VPNs usually charge a small fee per month, ostensibly to cover bandwidth costs. Paying for a VPN doesn't automatically mean users are pirating content though -- for instance, Netflix users still need to pay for a subscription to the streaming video provider, wherever they access it from. They also have uses aside from circumnavigating content locks, such as providing bloggers in politically sensitive countries more freedom to speak out.

"Under the PayPal Acceptable Use Policy, PayPal may not be used to send or receive payments for items that infringe or violate any copyright, trademark, right of publicity or privacy, or any other proprietary right under the laws of any jurisdiction," UnoTelly was told, according to TorrentFreak.

"This includes transactions for any device or technological measure that descrambles a scrambled work, decrypts an encrypted work or otherwise avoids, bypasses, removes, deactivates or impairs a technological measure without the authority of the copyright owner."

UnoTelly has had its accounts "permanently limited", and been told that the decision cannot be appealed. The wording of PayPal's decision could see it apply the ban to other VPN providers, too. It's not clear why UnoTelly was target now, or first, or whether any specific content owner demanded action.

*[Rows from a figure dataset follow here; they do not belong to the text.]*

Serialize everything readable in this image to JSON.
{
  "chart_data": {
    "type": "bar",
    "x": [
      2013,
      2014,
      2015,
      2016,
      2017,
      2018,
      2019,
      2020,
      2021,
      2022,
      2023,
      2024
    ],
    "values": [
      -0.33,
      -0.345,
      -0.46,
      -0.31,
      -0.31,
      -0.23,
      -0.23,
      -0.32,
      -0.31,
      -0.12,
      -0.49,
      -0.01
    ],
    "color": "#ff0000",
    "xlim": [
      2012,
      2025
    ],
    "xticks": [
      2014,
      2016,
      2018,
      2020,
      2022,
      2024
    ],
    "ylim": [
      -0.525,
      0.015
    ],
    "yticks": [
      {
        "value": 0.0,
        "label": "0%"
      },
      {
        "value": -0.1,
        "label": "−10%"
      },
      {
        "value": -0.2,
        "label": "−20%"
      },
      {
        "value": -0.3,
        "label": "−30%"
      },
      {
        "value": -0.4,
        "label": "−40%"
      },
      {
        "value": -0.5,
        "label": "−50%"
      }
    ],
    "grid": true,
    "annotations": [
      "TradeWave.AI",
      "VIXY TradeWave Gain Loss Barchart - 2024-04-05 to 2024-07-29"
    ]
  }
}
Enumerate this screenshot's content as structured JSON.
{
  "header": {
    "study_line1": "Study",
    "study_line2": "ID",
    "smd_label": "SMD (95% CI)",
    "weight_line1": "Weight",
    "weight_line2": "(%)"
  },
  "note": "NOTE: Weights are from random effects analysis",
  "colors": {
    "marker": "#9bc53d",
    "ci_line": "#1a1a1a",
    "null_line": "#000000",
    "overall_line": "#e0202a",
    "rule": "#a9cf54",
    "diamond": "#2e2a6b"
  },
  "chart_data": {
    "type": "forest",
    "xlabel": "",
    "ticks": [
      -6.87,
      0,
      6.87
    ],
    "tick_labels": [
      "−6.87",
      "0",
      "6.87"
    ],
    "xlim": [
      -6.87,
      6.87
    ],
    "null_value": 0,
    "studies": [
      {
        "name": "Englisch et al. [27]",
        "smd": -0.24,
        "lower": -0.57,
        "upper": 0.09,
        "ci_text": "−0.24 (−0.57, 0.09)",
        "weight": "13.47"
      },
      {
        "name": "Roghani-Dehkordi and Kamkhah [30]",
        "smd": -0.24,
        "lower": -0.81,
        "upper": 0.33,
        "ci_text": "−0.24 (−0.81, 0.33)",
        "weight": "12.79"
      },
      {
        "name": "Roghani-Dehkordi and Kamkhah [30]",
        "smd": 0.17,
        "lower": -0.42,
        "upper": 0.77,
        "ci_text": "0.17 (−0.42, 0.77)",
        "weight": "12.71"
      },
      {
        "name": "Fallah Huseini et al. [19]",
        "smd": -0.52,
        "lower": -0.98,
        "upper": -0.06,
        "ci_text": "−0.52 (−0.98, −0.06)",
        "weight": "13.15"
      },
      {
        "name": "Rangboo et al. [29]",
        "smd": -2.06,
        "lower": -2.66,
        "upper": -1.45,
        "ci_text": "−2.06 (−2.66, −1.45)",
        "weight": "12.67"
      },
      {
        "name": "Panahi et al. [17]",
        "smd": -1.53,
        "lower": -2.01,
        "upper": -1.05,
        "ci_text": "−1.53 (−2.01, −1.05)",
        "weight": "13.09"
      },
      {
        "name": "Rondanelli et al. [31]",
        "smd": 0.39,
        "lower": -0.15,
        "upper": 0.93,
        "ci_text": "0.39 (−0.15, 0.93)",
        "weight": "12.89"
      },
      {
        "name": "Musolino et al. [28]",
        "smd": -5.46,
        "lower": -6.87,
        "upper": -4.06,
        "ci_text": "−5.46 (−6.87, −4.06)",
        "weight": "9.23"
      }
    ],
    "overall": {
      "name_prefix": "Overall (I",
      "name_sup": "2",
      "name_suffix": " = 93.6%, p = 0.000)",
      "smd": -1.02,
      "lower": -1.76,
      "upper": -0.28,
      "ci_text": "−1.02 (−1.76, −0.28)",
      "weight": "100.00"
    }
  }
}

PayPal's move comes less than a month after Netflix stopped turning a blind eye to subscribers using VPNs from accessing its variable content libraries -- most commonly non-Americans wanting to view the US selection. At the time, vice president of content delivery architecture David Fullagar said that Netflix content varied between countries due to "the historic practice of licensing content by geographic territories", alluding to it being an outdated practise on content owners' parts.